How do they plan implementing this agenda? Who's going to do it?

They will change it from within. Oh wait, that went well Varoufakis.

I'm surprised DIEM are still going. Just looks like more nods to 'making the EU more democratic' and 'reforming banking" to me. And where is any talk of how the working class will be engaged in any of this? They have to be active in parties/politics already by the looks of things. Seems all rather top down to me.
 
You can follow the link for the full time frame, short term goals are those that can be implemented in individual states, mid term and long term goals require more multi-lateralism between different countries. Over the last year (their first anniversary was a few weeks ago I think) they have been quite successful at building up a network across every Europe with organised groups in every country - it seems they hope existing left wing parties will affiliate to their project, or else establish completely new parties. Caroline Lucas and John McDonnell are affiliated if I recall correctly.
Oh well if Caroline Lucas has signed up!
 
They will change it from within. Oh wait, that went well Varoufakis.

I'm surprised DIEM are still going. Just looks like more nods to 'making the EU more democratic' and 'reforming banking" to me. And where is any talk of how the working class will be engaged in any of this? They have to be active in parties/politics already by the looks of things. Seems all rather top down to me.

No, Syriza hoped to change it from within. Diem25 was formed little over a year ago in response to Syriza's failure to do exactly that.

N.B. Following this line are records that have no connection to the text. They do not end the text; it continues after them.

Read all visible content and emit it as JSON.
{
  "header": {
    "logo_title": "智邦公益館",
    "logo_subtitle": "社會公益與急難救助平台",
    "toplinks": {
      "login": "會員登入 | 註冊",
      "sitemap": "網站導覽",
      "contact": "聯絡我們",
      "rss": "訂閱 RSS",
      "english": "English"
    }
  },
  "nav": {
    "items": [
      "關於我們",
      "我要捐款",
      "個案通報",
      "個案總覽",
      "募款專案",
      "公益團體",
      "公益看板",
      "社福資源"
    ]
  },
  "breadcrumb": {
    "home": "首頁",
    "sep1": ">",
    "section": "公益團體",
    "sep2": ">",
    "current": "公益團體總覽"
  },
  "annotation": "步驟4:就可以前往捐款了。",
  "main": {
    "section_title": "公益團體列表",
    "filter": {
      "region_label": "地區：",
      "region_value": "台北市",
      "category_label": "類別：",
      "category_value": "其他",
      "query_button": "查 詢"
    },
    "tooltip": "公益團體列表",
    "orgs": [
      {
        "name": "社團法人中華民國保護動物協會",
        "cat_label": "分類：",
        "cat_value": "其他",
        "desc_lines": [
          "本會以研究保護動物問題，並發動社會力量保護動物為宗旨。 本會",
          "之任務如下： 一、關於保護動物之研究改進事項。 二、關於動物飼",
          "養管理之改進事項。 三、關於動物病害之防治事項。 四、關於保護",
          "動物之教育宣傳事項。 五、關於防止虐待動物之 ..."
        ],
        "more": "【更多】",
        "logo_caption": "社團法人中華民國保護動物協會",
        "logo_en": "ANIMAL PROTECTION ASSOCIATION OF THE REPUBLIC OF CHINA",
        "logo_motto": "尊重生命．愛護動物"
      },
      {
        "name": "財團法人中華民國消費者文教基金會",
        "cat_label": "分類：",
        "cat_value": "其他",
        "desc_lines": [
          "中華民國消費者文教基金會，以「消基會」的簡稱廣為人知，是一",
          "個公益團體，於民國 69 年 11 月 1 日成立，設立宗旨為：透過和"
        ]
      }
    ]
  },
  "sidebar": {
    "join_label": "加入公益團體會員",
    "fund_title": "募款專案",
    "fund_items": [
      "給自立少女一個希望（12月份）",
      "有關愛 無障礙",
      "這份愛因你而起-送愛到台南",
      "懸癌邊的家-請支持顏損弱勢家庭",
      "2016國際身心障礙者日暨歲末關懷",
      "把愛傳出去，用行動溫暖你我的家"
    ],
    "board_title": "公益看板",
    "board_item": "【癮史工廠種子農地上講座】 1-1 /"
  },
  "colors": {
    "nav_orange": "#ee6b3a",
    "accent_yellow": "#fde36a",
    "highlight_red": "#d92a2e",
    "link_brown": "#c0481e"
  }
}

The far right are doing pretty well at engaging in parties and politics, and meanwhile a large part of the left sees itself as above such things and is achieving precisely zero, or even less than zero seeing as things continue to get worse and worse from the perspective of labour. A lot of people on this forum seem to shoot down each and every organisation and public figure as fatally compromised, but don't seem to offer any feasible steps forward of their own, and whatever they have been doing the last few decades is clearly not working.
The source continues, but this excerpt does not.